As I said, it was a hoot. One of the evenings, probably Saturday, my wife and I hosted a free get together in a 3-room suite at the Castle Lodge. I think it was for "friends of Thinkers' Press. There was food of all kinds and a chance to get more intimate with our special guests in conversation, photo taking, etc. Everyone had a great time.
WHAT CAME NEXT?
The next day, Malcolm Pein (pronounced Pain) told me he had been to chess parties all around the world and "this one was the best!" Maybe he said that in the heat of the moment BUT it was a pretty good time wasn't it? And it came AFTER the tragic 9/11 event the year before. While others were hiding in their basement, we took the RISK of doing something really cool for chessplayers, collectors, lovers, etc. They loved it. We're all ten years older now.
Now the Big Deal is the London Chess Classic, sponsored by whom? Malcolm Pein of Chess & Bridge. Everyone of note will be there. But more than that, there are all kinds of side events, not just a GM or IM annotating some games like in American tournaments, but special concoctions such as John Nunn and Vishy Anand taking spectators on an astronomical tour of the universe, a screening of "Bobby Fischer Against the World," etc.

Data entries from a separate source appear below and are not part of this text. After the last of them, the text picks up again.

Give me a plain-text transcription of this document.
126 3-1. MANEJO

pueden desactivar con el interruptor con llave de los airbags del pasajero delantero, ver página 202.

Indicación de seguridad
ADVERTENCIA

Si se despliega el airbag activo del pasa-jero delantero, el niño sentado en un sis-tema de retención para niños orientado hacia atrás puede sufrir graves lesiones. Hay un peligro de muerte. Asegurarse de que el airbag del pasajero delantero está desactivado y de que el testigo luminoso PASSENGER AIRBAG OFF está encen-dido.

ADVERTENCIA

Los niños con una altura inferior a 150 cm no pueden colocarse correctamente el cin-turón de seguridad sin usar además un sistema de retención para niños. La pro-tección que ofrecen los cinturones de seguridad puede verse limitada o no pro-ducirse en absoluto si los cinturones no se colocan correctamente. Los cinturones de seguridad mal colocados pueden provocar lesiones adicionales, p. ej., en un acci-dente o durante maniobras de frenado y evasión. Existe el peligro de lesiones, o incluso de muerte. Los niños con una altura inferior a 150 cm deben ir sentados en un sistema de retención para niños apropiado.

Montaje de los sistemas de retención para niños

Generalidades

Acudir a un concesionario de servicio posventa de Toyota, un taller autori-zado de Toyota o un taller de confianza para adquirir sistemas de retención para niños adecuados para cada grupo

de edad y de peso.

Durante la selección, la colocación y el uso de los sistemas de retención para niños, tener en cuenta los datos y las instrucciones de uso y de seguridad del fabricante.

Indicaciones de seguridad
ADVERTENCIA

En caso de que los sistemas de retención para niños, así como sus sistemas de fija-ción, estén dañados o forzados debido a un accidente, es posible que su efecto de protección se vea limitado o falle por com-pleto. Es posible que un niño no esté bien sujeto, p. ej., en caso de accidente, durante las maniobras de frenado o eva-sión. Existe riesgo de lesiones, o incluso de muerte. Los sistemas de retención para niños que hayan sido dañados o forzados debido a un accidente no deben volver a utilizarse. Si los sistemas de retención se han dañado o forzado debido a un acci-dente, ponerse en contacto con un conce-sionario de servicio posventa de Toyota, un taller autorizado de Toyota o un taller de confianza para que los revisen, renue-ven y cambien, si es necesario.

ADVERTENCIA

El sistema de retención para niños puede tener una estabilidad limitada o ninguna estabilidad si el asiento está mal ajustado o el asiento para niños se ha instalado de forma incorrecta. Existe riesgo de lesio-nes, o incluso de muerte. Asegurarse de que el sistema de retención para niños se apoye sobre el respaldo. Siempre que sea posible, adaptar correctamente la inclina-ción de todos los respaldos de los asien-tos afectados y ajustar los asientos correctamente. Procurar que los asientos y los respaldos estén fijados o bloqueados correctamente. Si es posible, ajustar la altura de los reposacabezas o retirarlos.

I'm not jealous or envious--we did it first. I'd like to think it planted the seed in Malcolm's head. Would be fun to do again, but before I do that, I would rather write a book about the labor and expense involved because the mere thought would give those with a small staff a brain calamity. It could be done though picking new celebrities would be a monstrous job. I have one in mind who would electrify chess people, but not only does it take "Two to Tango," it take 3-4 or more. Ticket prices would probably be $250. At this time there are those who, no doubt, would think it was worth it, but not enough of them unfortunately. The cost of marketing could be the biggest expense. TPi would need some additional sponsors as "only a fool spends his own money" they say.
So as you read ChessBase.com today, for you who came to that Festival in 2002, you might remember we were the Grand Daddy of the plush chess event.